The Greek economy has been rocked by overwhelming deficits in recent years, prompting a series of international bailouts and severe austerity measures. Stevis was in the country this summer during the dramatic weeks when a deadline for restructuring Greece’s debt loomed and citizens were preparing to vote on a plan for additional austerity measures, which have already resulted in cuts to his own parents’ pensions.

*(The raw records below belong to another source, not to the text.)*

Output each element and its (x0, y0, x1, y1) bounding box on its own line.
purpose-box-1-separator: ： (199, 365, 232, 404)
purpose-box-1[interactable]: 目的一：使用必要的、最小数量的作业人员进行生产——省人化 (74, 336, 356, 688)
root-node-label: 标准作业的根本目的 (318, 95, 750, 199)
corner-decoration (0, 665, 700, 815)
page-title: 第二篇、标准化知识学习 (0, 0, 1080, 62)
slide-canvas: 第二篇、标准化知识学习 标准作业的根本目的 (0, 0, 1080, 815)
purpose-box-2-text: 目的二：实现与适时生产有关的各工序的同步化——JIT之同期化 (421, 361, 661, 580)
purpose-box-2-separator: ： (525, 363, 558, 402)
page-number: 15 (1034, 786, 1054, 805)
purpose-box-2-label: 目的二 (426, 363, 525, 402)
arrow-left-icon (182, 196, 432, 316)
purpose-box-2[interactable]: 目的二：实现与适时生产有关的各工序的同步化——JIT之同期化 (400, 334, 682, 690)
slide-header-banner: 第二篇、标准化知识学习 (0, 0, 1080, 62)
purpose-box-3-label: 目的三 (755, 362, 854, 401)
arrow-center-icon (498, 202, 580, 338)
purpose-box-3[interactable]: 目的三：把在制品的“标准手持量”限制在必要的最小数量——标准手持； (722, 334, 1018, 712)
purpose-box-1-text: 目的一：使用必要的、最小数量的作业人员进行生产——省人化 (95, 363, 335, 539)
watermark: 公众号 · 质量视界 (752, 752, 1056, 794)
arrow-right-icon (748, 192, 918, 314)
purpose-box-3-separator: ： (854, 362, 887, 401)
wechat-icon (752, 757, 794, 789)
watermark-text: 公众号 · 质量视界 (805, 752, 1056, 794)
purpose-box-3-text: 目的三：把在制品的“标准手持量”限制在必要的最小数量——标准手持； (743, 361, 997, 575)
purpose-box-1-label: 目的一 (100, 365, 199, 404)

“I saw the demonstrations; my friends were divided,” Stevis said of the experience, adding that the Greeks were surprisingly civil to each other during the tumultuous time. “That was incredible to me, to see that people were not fighting or arguing with each other and not cutting in front of each other in lines while waiting day after day to get the daily maximum of 60 euros from the banks. It is intense when you realize you cannot withdraw enough money for your basic needs, and perhaps next week all your savings will be gone.”

He helped elderly Greek citizens who were unfamiliar with ATM machines use their newly issued debit cards to withdraw their limit from the cash-strapped banks. He witnessed the social and psychological effects that come from an exodus of young people looking for jobs in other countries, elevated suicide rates and families selling off all their gold and silver.

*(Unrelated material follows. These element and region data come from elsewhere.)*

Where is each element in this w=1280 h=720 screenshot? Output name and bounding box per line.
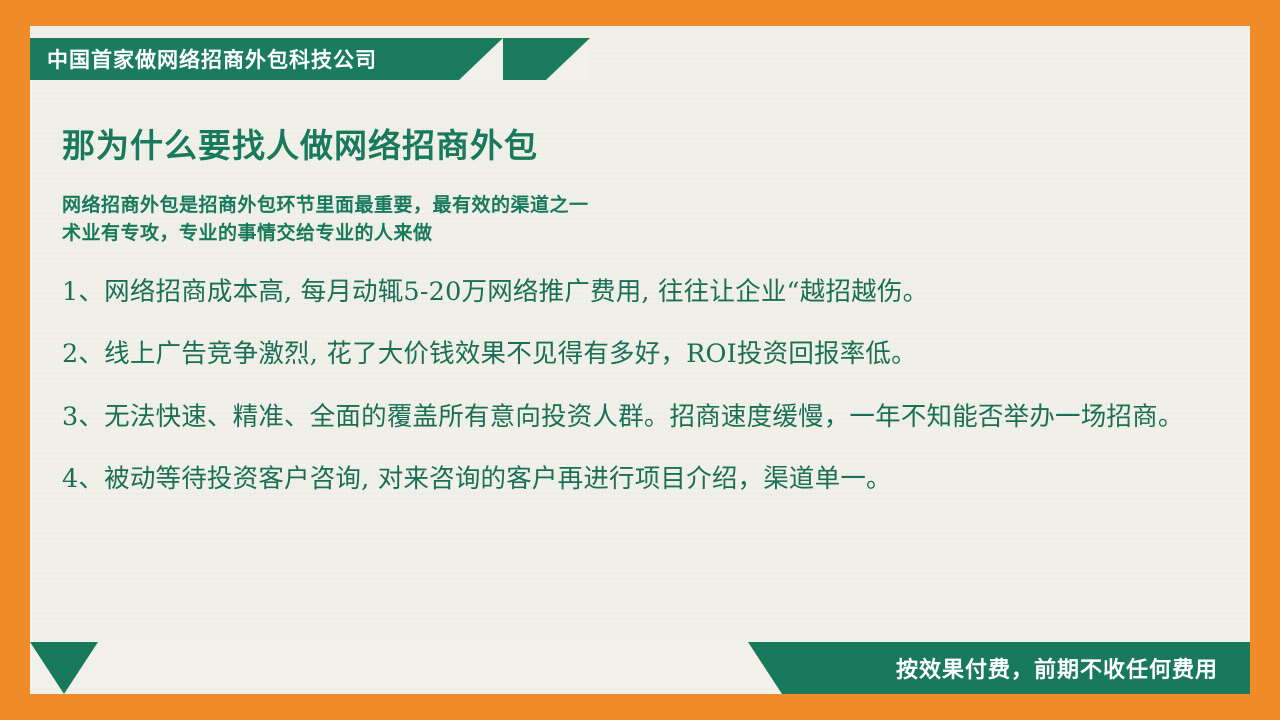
subtitle-block: 网络招商外包是招商外包环节里面最重要，最有效的渠道之一 术业有专攻，专业的事情交… <box>62 192 1192 249</box>
slide-content: 那为什么要找人做网络招商外包 网络招商外包是招商外包环节里面最重要，最有效的渠道… <box>62 126 1192 523</box>
ribbon-notch <box>546 38 590 80</box>
list-item: 4、被动等待投资客户咨询, 对来咨询的客户再进行项目介绍，渠道单一。 <box>62 461 1192 497</box>
page-title: 那为什么要找人做网络招商外包 <box>62 126 1192 166</box>
subtitle-line-1: 网络招商外包是招商外包环节里面最重要，最有效的渠道之一 <box>62 192 1192 221</box>
ribbon-tail-cut <box>459 38 503 80</box>
footer-left-cut <box>30 642 64 694</box>
list-item: 1、网络招商成本高, 每月动辄5-20万网络推广费用, 往往让企业“越招越伤。 <box>62 274 1192 310</box>
footer-left-cut-2 <box>64 642 98 694</box>
list-item: 3、无法快速、精准、全面的覆盖所有意向投资人群。招商速度缓慢，一年不知能否举办一… <box>62 399 1192 435</box>
list-item: 2、线上广告竞争激烈, 花了大价钱效果不见得有多好，ROI投资回报率低。 <box>62 336 1192 372</box>
footer-text: 按效果付费，前期不收任何费用 <box>896 652 1218 684</box>
header-ribbon-text: 中国首家做网络招商外包科技公司 <box>47 44 377 74</box>
subtitle-line-2: 术业有专攻，专业的事情交给专业的人来做 <box>62 220 1192 249</box>
slide: 中国首家做网络招商外包科技公司 那为什么要找人做网络招商外包 网络招商外包是招商… <box>0 0 1280 720</box>
bullet-list: 1、网络招商成本高, 每月动辄5-20万网络推广费用, 往往让企业“越招越伤。 … <box>62 274 1192 497</box>
footer-strip-diagonal <box>748 642 782 694</box>
footer-paper-strip <box>98 642 748 694</box>
ribbon-tail-fill <box>503 38 547 80</box>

Stevis said the experience has given him lots of firsthand accounts that he plans to share with his students when he teaches his next International Political Economy course.

“Seemingly impersonal global processes always affect specific places and people. This is something I routinely talk about in my classes,” he said. “The austerity measures rarely affect those most responsible for economic problems but harm, instead, those less able to protect themselves.”

Stevis said lessons learned from his homeland’s financial struggles include a recognition that the measures that can lead the country out of the crisis should be put in place by people who know the country well.

“You cannot just leave it in the hands of technocratic economists with a punitive approach to austerity,” he said, explaining that the effect of cutting retirees’ pensions trickles down to the younger generations in ways that require an intimate understanding of the country’s culture and political economy.

That does not mean domestic reforms are not necessary, Stevis added.

“We clearly need a better, more efficient tax system that doesn’t allow people to park their money abroad,” he said.

In addition, Stevis said the Greek government needs to be more streamlined, including putting more processes online to reduce inefficiencies, such as the long lines that are common at government offices.

If there was a silver lining to the debt crisis, he said, it succeeded in pushing Greece to put more banking operations online, increasing transparency and efficiency.

“Greece was forced to jump ahead into the virtual money era,” Stevis explained.

He also said the crisis was a wake-up call for the country to do a better job of linking its educational system to its economy, making sure students emerge from school with skills needed to power a more diversified economy. Stevis said Greece has relied on a limited number of economic drivers in the past, such as tourism, and should expand into other areas, such as renewable energy.

“Greece needs to diversify its economy,” he said. “Some of the old sectors are still important but they cannot remain the only ones.”

In that vein, one aspect he plans to research more closely is the challenges of the transition to a more diversified and green economy on workers and the environment.

However, he feels that unless the lenders, who are already profiting significantly from the debt, abandon their demands for austerity measures that harm the most vulnerable and those least responsible for the crisis, no amount of internal reforms will be sufficient.

“Let us hope that the lenders are willing to negotiate less onerous terms over the repayment of the debt with the new government that was just elected,” he said.

The Department of Political Science is in CSU’s College of Liberal Arts.